01.09.09 6:07 AM ET
How Much is a Bush Speech Worth?
The soon-to-be ex-president is planning to “replenish the ol’ coffers” on the lecture circuit. Will anybody be willing to pay?
The lecture circuit is the fate that awaits all ex-presidents of the United States, and a little over a week from now, it will be President Bush's turn to take the gilded podium. According to one industry source, Bush is already in talks with Washington, D.C., lawyer Robert Barnett, who helped manage Bill Clinton's transition to the private sector and negotiated Laura Bush's recent book deal. (Barnett declined to comment for this article). Bush has wondered aloud about his after-dinner career. In an interview for Robert Draper's 2007 book Dead Certain, Bush said that he planned to “replenish the ol' coffers” on the lecture circuit, where he could make “ridiculous money.”
“My feeling is that for the first year there probably will be minimal interest in him,” said one agent who works in the public speaking business.
“I don’t know what my dad gets. But it’s more than fifty, seventy-five [thousand],” Bush told Draper.
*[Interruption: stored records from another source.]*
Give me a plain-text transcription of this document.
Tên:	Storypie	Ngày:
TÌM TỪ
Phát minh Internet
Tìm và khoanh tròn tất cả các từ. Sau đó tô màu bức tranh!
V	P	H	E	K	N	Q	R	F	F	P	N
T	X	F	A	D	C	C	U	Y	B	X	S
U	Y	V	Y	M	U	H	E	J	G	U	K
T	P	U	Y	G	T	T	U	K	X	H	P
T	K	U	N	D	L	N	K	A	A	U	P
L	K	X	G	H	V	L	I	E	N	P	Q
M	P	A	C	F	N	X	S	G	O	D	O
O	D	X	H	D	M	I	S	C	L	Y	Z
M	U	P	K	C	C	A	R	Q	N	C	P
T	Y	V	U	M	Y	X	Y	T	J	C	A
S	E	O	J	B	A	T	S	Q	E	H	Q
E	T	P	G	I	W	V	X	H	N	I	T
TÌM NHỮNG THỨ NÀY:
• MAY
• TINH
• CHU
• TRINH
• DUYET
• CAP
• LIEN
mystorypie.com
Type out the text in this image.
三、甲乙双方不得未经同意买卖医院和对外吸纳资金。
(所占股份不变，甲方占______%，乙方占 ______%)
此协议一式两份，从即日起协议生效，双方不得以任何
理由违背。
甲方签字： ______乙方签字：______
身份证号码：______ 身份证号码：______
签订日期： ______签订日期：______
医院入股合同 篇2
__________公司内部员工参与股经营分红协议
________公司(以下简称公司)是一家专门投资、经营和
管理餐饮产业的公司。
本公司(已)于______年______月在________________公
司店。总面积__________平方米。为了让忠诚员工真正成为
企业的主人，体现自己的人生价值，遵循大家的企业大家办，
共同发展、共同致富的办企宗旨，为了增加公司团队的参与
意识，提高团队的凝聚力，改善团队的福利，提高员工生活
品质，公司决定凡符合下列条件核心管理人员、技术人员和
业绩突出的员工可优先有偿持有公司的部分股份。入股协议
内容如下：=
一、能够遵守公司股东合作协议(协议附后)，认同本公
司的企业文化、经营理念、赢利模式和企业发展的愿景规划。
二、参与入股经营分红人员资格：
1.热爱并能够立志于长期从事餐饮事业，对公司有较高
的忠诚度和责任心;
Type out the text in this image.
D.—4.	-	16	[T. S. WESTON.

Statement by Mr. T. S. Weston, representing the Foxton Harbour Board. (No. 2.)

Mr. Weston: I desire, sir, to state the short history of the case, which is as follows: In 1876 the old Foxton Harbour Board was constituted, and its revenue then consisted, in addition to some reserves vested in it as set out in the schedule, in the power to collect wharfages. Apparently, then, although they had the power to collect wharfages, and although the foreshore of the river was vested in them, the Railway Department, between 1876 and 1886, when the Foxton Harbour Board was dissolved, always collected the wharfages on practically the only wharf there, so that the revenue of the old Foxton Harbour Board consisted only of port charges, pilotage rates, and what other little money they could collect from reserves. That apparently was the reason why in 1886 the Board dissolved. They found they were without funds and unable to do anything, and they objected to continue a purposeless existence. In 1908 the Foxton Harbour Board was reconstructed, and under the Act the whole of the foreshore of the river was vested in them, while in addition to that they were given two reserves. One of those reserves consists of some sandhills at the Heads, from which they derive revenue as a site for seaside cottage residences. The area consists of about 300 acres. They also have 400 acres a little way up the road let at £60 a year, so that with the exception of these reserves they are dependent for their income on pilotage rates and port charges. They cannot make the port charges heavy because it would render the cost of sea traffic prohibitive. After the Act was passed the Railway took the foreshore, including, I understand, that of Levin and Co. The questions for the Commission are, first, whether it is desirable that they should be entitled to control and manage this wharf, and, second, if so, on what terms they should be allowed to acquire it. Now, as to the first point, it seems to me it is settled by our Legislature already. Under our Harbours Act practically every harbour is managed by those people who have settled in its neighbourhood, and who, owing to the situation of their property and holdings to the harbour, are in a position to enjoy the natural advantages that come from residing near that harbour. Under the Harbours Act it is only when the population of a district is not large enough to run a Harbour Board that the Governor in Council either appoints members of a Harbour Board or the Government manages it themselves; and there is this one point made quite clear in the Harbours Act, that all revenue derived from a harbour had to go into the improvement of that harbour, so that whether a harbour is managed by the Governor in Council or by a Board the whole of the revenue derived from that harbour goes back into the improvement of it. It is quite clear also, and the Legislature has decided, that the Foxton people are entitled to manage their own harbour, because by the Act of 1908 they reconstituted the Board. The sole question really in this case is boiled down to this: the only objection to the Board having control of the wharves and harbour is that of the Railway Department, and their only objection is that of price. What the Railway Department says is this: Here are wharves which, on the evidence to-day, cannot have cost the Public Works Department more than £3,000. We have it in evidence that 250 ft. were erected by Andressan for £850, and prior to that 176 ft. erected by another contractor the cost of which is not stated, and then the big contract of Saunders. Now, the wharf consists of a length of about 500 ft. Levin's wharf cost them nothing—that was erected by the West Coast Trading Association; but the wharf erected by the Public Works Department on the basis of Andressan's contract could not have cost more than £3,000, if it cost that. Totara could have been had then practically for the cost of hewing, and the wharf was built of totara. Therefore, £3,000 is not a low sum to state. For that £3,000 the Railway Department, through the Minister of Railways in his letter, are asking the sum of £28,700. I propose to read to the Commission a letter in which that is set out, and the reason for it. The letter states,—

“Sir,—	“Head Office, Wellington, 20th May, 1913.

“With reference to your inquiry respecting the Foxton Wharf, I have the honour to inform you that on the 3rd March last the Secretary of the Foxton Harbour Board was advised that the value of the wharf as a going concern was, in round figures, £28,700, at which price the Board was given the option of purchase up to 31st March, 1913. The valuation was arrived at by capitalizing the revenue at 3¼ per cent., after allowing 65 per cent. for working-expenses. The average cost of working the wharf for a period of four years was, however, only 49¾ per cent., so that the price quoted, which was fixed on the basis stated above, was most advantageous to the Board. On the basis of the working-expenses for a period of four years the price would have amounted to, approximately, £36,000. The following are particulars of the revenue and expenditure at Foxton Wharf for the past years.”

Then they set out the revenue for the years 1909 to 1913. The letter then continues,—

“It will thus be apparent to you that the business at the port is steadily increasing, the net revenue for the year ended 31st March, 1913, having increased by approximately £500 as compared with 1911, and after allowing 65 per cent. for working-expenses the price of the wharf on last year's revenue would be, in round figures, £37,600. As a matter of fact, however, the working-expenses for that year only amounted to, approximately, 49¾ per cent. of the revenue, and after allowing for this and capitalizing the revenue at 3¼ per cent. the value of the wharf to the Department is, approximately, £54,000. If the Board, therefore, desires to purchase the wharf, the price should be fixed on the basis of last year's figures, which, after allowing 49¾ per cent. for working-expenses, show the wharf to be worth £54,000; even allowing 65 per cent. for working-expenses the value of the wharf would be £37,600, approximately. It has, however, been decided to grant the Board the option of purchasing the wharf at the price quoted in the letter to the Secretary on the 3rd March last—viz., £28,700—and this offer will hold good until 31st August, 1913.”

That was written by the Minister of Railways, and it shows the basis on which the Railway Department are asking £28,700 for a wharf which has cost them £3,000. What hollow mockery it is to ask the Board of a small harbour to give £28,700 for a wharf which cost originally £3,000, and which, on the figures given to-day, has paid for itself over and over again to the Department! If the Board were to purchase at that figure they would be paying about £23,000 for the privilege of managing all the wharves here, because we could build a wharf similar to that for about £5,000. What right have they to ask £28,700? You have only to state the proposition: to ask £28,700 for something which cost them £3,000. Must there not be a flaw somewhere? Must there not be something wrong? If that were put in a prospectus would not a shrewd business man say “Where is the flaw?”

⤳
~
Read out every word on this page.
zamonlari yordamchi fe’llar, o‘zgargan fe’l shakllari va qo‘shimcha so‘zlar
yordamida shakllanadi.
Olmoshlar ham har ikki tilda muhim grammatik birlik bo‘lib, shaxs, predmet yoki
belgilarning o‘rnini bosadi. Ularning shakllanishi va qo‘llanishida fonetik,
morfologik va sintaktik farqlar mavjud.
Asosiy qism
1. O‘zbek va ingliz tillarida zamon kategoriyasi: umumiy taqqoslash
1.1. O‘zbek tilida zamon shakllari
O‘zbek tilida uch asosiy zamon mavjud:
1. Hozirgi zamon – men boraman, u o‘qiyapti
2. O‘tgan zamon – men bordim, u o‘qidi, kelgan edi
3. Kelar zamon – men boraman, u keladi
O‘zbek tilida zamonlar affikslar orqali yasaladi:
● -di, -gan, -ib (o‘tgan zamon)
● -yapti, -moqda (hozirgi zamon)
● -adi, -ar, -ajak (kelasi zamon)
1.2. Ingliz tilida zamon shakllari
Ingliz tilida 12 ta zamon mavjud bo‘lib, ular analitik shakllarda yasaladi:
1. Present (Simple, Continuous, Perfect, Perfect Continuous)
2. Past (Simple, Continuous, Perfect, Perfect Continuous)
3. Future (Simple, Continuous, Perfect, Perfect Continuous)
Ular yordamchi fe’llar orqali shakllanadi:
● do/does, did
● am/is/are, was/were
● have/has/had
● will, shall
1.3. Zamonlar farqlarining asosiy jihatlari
But Bush, of course, is a unique ex-president. He’s far less popular than his dad, or Bill Clinton (who earned more than $50 million in speaking fees from 2001 to 2007) or Ronald Reagan (who once made $2 million for a single set of speeches in Japan). Throw in the toxic economic environment that emerged on his watch, and it’s worth asking just how much Bush can hope to earn with a speech.
“I imagine people will not pay the same dollars that a compelling speaker like Bill Clinton could command,” says speechwriter Mark Katz, a former Clinton speechwriter who heads a consulting company, the Soundbite Institute. “The George W. Bush years are going to be like our collective junior high school years, something we had to endure but engenders little or no nostalgia.”
Another industry veteran said that Bush will find it rough going at first, but that his value might increase over time, perhaps even approaching Clinton's standard domestic fees of $100,000 to $200,000 a speech if the economy bounces back. The assessment echoes similar valuations of Bush’s planned memoirs, which some think would be worth more if written after a few years have passed.
“My feeling is that for the first year there probably will be minimal interest in him,” said one agent who works in the public speaking business. “There have been other former presidents who've been unpopular leaving office, but nobody's ever been this unpopular. After a year, though, people forget and then he'll have a very lucrative career.”
Bush’s ex-presidential career may get off to a quicker start than that. According to David Wheeler, president of Chicago-based public relations firm Embark LLC, there's always a demand for members of the elite ex-presidents club, even the members who were all but run out of office.
“I'm certain there's going to be a lot of interest among different organizations around the country and around the world,” Wheeler said. “I don't necessarily agree with him and a lot of others don't I'm sure, but a lot of people didn't agree with Bill Clinton and he was obviously very popular on the lecture circuit.”
The fact that Bush isn’t a good speaker shouldn’t impact his value. “We'll probably be surprised at what he'll fetch simply because—and this is the dirty little secret of the lecture circuit—people want to be able to say 'I had dinner with President Bush last night,’ said Christopher Buckley, a former chief speechwriter for Vice President Bush and a veteran speaker himself. “It's about the photo-op beforehand, the meet and greet. They're not paying for the pearls of wisdom.”
Whether a world leader can command top dollar also depends on the global economy. Tony Blair (who also left office with dismal approval ratings) was paid $500,000 for a November 2007 trip to China. Yet top Clinton clients like Goldman Sachs, Citigroup, and Lehman Brothers are worse off than they were during the last three years, when the three companies shelled out a combined $1.5 million for Clinton’s speaking services. The nightmare scenario has Bush settling for small-time gatherings, like the orthodontist convention Richard Nixon listlessly addresses at the beginning of Frost/Nixon.
Which isn’t to say that Bush couldn’t take unilateral action to drum up interest in his services. According to Katz, Bush's best bet to increase his value is to make headlines with a more candid assessment of his record than ever before.
“He's someone who seems to have a fixed perspective and what you want to hear from a former president is the acquired wisdom, the hard-earned wisdom that they acquired in the Oval Office,” Katz said. “We haven't heard many inklings of that so far and that’s what he needs to bring to a speech to really make an impact on the presidential circuit.”
Of course, if that doesn't work, the former president could always go back to the cagey tactics his PR team brought to the White House.
“If I were his booking agent I'd play up the fact he was a living U.S. president,” Katz said, “But I'd try not to be too specific about which one.”
Benjamin Sarlin is a reporter for The Daily Beast. He previously covered New York City politics for The New York Sun and has worked for talkingpointsmemo.com.